La relación entre luz natural, bienestar y arquitectura suele darse por sentada, pero no siempre es fácil demostrar qué parte de esa relación depende realmente de la luz y cuál procede de otros factores asociados: la vista al exterior, la conexión visual con el entorno, la presencia del cielo, el paisaje, la orientación del edificio o incluso la expectativa cultural de que la luz natural “se siente mejor”. Esta dificultad ha condicionado la investigación sobre iluminación y salud en interiores. ¿Es la luz natural beneficiosa por sus características físicas —nivel, espectro, variabilidad temporal— o porque suele llegar acompañada de una ventana y de una referencia directa al mundo exterior?
Un estudio desarrollado en el KTH Royal Institute of Technology de Estocolmo aborda precisamente esa cuestión. La investigación comparó los efectos de la luz natural exterior y de una iluminación artificial LED estática en una misma sala, pero con una condición clave: en ambos casos, la luz llegaba al espacio a través de una gran superficie difusora instalada en el techo. Los participantes no veían ventanas, lucernarios ni luminarias convencionales. En la condición diurna, la sala estaba iluminada por luz natural procedente del cielo exterior, introducida y difundida mediante el sistema experimental. En la condición artificial, esa entrada de luz se bloqueaba y la misma superficie difundía la luz generada por luminarias LED ocultas.
El hallazgo principal con el que se encontraron es que la luz natural se asoció con un mejor estado de ánimo y con una mayor sensación de placer que la luz artificial estática, incluso cuando los participantes no sabían si la fuente era natural o artificial. En cambio, el estudio no encontró un efecto general significativo sobre la somnolencia ni sobre el nivel de activación.
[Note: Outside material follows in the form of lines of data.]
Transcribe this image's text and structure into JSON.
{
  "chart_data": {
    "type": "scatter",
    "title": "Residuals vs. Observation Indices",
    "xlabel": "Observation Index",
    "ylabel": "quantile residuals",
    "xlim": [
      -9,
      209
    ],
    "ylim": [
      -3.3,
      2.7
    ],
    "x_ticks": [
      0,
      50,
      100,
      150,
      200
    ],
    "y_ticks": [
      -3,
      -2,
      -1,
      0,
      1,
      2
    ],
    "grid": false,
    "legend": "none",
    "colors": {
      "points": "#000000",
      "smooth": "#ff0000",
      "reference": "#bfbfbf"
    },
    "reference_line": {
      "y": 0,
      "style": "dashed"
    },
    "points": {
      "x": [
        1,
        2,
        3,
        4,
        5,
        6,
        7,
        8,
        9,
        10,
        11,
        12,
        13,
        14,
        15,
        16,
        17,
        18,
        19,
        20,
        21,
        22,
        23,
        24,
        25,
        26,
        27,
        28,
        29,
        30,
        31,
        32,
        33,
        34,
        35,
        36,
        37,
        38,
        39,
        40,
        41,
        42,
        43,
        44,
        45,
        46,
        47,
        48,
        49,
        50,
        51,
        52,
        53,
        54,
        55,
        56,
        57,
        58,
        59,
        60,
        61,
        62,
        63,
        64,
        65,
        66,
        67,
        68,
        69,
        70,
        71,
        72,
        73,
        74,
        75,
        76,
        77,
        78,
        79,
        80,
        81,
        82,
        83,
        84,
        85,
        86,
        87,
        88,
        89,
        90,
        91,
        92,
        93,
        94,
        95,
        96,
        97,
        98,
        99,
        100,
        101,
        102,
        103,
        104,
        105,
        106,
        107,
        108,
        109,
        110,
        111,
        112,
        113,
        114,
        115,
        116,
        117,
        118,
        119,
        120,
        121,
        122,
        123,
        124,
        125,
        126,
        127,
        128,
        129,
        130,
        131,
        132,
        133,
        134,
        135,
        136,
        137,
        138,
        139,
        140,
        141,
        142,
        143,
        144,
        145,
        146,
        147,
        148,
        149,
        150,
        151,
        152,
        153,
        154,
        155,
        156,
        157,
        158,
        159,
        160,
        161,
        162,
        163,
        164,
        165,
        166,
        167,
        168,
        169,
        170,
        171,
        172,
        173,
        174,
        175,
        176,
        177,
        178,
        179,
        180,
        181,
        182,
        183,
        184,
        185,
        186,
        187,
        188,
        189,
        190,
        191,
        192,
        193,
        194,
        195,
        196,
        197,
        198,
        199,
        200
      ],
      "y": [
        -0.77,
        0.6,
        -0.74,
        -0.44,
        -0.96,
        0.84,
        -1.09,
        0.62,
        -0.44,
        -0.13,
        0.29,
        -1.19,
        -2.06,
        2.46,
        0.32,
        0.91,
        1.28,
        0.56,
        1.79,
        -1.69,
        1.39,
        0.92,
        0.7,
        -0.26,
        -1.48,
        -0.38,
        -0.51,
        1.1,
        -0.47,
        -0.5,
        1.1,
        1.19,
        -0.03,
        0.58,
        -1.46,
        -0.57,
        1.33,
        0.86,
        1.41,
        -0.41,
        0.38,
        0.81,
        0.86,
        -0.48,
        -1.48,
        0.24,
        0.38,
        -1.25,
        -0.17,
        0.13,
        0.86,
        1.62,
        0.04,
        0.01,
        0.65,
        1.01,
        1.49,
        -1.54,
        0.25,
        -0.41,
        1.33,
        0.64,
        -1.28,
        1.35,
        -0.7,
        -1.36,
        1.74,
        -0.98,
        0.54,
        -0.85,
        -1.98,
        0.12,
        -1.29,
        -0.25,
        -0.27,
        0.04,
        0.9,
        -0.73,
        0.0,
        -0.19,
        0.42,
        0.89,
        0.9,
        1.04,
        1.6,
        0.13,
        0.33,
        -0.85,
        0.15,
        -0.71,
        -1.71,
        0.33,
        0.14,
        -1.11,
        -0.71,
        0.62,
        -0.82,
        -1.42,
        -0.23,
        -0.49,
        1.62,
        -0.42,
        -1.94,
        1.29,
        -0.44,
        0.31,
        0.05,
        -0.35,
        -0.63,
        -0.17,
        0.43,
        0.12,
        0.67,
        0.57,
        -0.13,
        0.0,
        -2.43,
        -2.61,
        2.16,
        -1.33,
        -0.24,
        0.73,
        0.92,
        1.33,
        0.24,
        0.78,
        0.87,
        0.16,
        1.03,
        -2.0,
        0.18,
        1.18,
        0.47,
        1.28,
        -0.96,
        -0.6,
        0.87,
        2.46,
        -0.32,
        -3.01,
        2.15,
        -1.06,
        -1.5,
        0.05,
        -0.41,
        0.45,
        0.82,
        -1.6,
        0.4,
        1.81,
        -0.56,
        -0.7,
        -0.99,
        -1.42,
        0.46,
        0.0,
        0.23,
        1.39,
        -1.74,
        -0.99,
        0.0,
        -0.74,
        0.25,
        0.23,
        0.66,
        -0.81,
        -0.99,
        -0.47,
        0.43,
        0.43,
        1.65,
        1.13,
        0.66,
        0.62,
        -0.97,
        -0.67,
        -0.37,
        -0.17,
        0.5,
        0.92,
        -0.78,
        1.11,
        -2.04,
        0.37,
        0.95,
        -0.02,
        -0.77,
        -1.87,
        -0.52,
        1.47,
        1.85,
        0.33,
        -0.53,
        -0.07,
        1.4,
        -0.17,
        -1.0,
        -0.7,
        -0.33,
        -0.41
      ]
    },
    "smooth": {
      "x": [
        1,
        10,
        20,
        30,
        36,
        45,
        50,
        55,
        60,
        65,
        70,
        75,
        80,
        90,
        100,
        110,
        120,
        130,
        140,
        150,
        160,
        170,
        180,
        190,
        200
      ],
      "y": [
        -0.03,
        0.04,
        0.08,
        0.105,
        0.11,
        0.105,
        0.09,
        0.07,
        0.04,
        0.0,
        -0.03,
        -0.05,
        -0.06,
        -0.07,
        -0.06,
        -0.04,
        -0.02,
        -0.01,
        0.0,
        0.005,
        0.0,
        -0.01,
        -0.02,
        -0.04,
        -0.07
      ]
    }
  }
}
Es decir, la luz natural no hizo necesariamente que los participantes se sintieran más despiertos, pero sí mejor.
La investigación tiene especial interés porque ambas condiciones lumínicas superaban el umbral recomendado de 250 lx mEDI —melanopic equivalent daylight illuminance—, una referencia utilizada para estimar el estímulo melanópico diurno vinculado a respuestas circadianas, neuroendocrinas y de alerta.

El reto: saber si la luz natural importa por sí misma
La literatura científica sobre luz, salud y bienestar ha crecido de forma notable durante las últimas décadas. Numerosos trabajos han estudiado cómo la exposición a determinados niveles de luz puede influir en la alerta, el sueño, el rendimiento, el estado de ánimo o los ritmos circadianos. También se ha avanzado en la caracterización de los efectos no visuales de la luz, especialmente a partir de la sensibilidad melanópica y de las respuestas asociadas a las células ganglionares fotosensibles de la retina.
Es por ello que la Comisión Internacional de Iluminación ha definido funciones espectrales relacionadas con los efectos fisiológicos de la radiación óptica, y diversos consensos científicos recomiendan alcanzar durante el día valores mínimos de iluminancia melanópica equivalente a luz diurna. Uno de los valores de referencia más citados es 250 lx mEDI a nivel ocular durante el periodo diurno, entendido como umbral orientativo para favorecer respuestas circadianas, neuroendocrinas y de alerta.
Sin embargo, la investigación sobre luz natural plantea una dificultad específica. La mayoría de los estudios realizados en espacios reales no comparan únicamente fuentes de luz. Comparan situaciones ambientales completas. Una sala con ventana no es solo una sala con más luz natural: es una sala con vistas, con información temporal, con una determinada orientación, con cambios meteorológicos visibles y con una relación más directa con el exterior. Todo ello puede condicionar la valoración subjetiva de los usuarios.
La evidencia anterior muestra que las personas suelen preferir la luz natural en los entornos de trabajo y que esa preferencia se asocia con una percepción de mayor bienestar. También se ha observado que la calidad de la vista, la orientación y la exposición al exterior pueden influir en la experiencia de los ocupantes. Pero sigue siendo más difícil determinar si los efectos positivos proceden de la propia luz natural, de la vista o de la combinación de ambos factores.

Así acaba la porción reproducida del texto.